J’ai vu des Van Dyck superbes. Combien ce peintre devait plaire aux contemporains ! Quel air doucement impérieux il donne à ses portraits ! Quel progrès sur l’air naturel des portraits de Raphaël. Comme on voit que dès l’enfance ces gens-là ont l’habitude d’être obéis. Hélas ! que n’avons-nous des Van Dyck pour peindre nos officiers de garde nationale en grande tenue !

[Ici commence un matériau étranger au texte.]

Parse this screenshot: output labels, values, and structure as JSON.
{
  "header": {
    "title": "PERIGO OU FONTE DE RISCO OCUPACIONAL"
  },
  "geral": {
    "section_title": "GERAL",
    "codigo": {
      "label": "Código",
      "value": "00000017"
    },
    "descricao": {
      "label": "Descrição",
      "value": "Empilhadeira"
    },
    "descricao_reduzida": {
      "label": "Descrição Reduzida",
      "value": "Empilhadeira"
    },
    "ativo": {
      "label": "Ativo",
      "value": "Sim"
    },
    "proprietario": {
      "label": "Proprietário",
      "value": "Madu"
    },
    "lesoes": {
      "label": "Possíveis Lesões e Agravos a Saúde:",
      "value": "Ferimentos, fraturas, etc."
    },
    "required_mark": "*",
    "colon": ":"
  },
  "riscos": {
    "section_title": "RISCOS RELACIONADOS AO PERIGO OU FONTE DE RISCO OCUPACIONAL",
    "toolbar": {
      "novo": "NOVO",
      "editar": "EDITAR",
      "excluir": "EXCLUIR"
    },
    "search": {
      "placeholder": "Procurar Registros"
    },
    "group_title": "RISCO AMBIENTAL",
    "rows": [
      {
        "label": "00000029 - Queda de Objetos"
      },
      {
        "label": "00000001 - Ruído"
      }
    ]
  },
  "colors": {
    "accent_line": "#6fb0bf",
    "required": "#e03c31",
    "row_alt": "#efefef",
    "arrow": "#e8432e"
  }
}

J’ai vu un admirable buste de Vitellius ; c’est l’idéal du grand seigneur avide de plaisirs physiques. Je connais trois ou quatre bustes, tout ou plus, comparables à celui-ci. Le père de Trajan, au Vatican ; le Scipion âgé, en bronze, à Naples ; le Tibère jeune en marbre[1]. Je regarde comme bien inférieur à ceux-ci le jeune Auguste qu’on admire tant à Rome ; c’est un travail du siècle d’Adrien. (J’en ai trouvé la répétition aux Studj à Naples, et ce n’est pas un Auguste.)

Un buste doit rendre les habitudes de l’âme, non la passion du moment ; mais il y aurait trop à dire, et l’on se moquerait des pensées que m’a données la vue de ce buste sublime. Nous n’avons guère en France que le buste de l’homme qui sent qu’on le regarde, ou pire encore : le buste d’un prince qui fait de la dignité, ou qui cherche l’air simple.

« Mon ami, prends donc tes yeux de génie, » disait à un homme

  1. C’est le buste dont l’auteur a fait hommage à M. le comte Molé.